On his return from the US, Steve began experimenting with smoking techniques. His first efforts involved tea smoking using a wok.
“It’s actually quite easy and very effective,” Steve says. “You get a wok, cover the bottom with foil, mix together tea leaves of your choice, dried rice and sugar and toast over the heat.
“You then get a bamboo steamer, add your food, place that on top of the tea and finish off with a tight fitting lid. While the food cooks it takes on the heady, smoky scent of the toasted tea and rice.
“You can cook a piece of flavourful, tender, smoky trout in about 10 minutes. And it’s not just fish you can do. I was experimenting with all sorts of meats, like game birds.
“From there I moved on to barbecuing.”
But Steve never imagined he would be able to earn a living from his culinary sideline.

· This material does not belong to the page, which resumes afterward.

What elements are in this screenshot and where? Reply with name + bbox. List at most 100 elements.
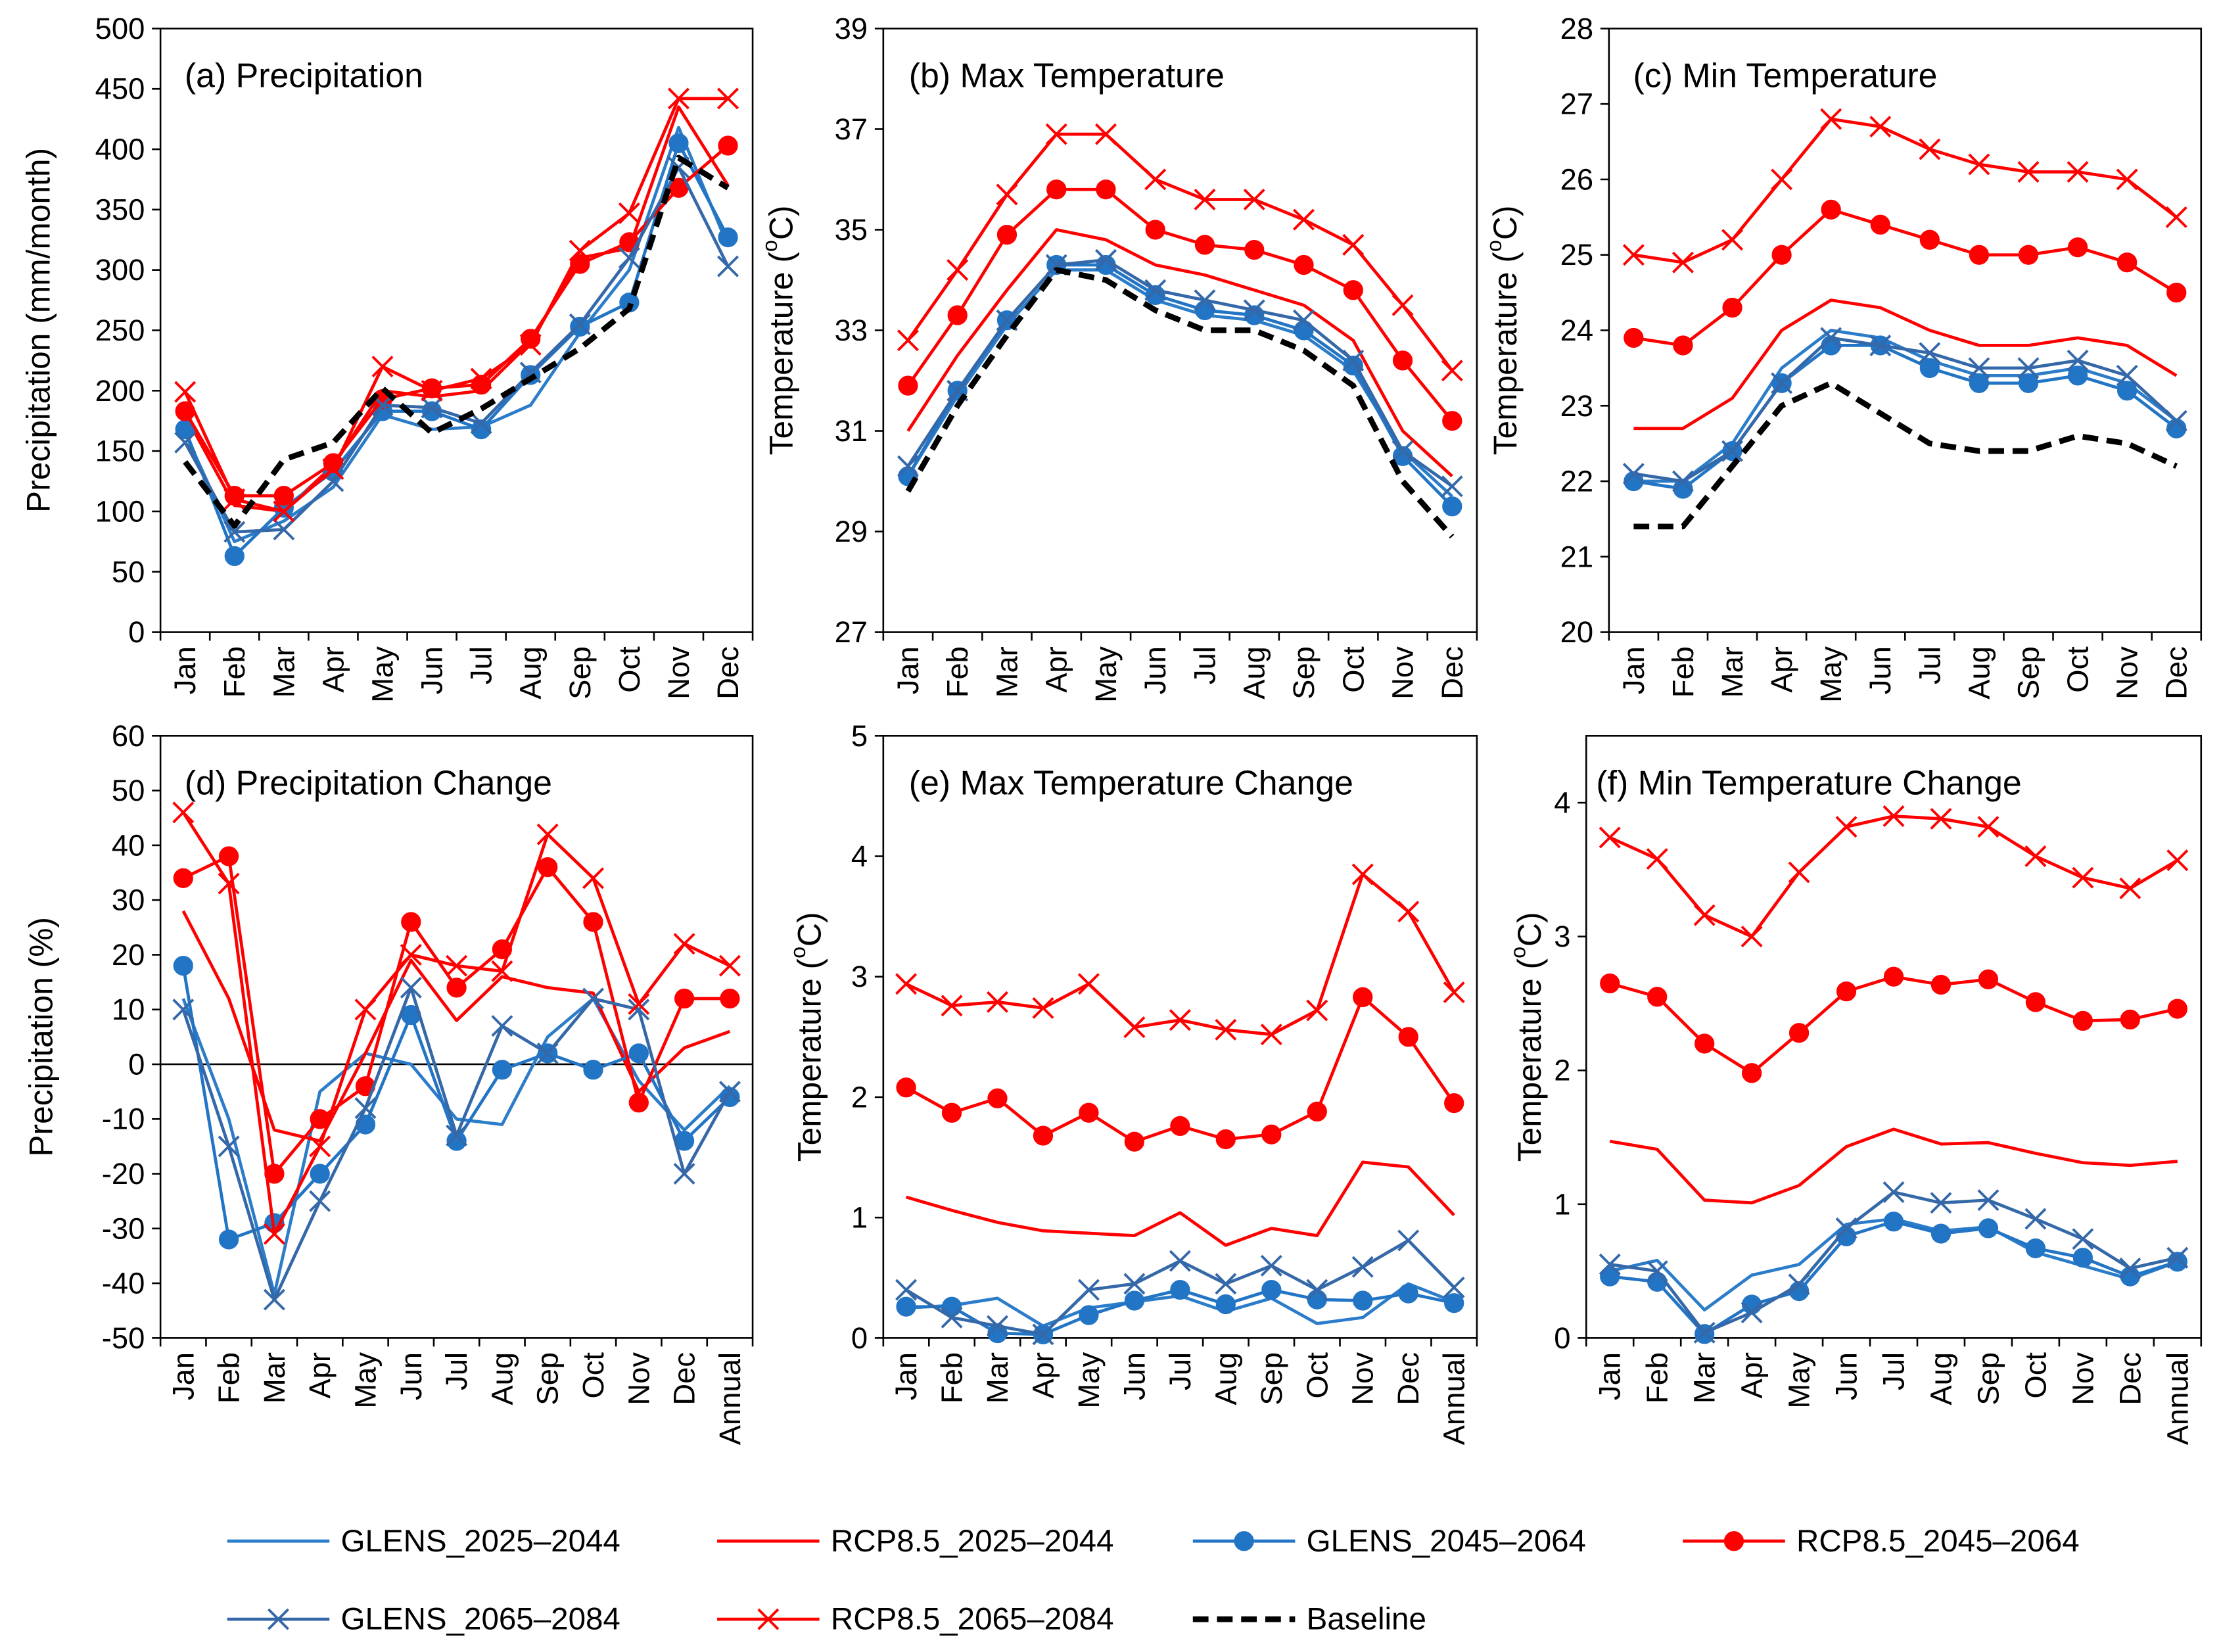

Then, in 2012, a call for voluntary redundancies at work coincided with a TV programme Steve saw on running your own successful business. “The thing that kept coming across was that the best ideas are often borne out of something you are already passionate about and know.
“I thought the time had come to take a leap of faith and to do something I love. So I decided to take up the offer of voluntary redundancy and I threw everything I had into getting Northumbrian Smokehouse off the ground.”
It has proved a wise move. More than a quarter of a century of experimentation and travel to some of the world’s top foodie hotspots has gone into the venture.
“I have travelled all over the world and I have always made a beeline for the barbecue places, especially in Australia and Asia. I have absorbed all these influences and they are certainly coming out in the smoked foods I am doing.
“In Asia barbecue street food is quite big. Vietnam was a fantastic place. The food is just so fresh, unadulterated and has just the right amount of heat to it. I like a bit of heat in my food, but not too much.”
Steve is aiming to make his mark by offering food that goes beyond the norm, such as his smoked mushroom pâté. “It’s one of my bestsellers and is a bit unusual. It’s not something you can get elsewhere.”
Having established himself as a regular on the North East’s artisan food scene, Steve has big plans for the next 12 months.
He wants to begin pushing his range of smoked foods out into delicatessens and farm shops and will be taking online orders via a new website.
He had toyed with opening his own high street outlet, but while smoking food is an ancient craft, it is ironic that nowadays it is viewed as a luxury item.
Not that Steve charges extravagant prices. A 140g pot of smoked chilli and garlic houmous comes in at £1.20, smoked and roasted cashews at £1.60 for an 80g tub and smoked chicken liver, brandy and orange pate at £2.60 for 130g.
That’s cheaper than most supermarket brands.
But there is definitely nothing mass-produced about what Steve is offering. He’s showing there is much more to smoked food than just salmon.
“The process is fairly simple: it’s just your raw ingredient and smoke. But out of that, something amazingly tasty and different is created.”
It’s no wonder Steve gets so fired up when it comes to smoking.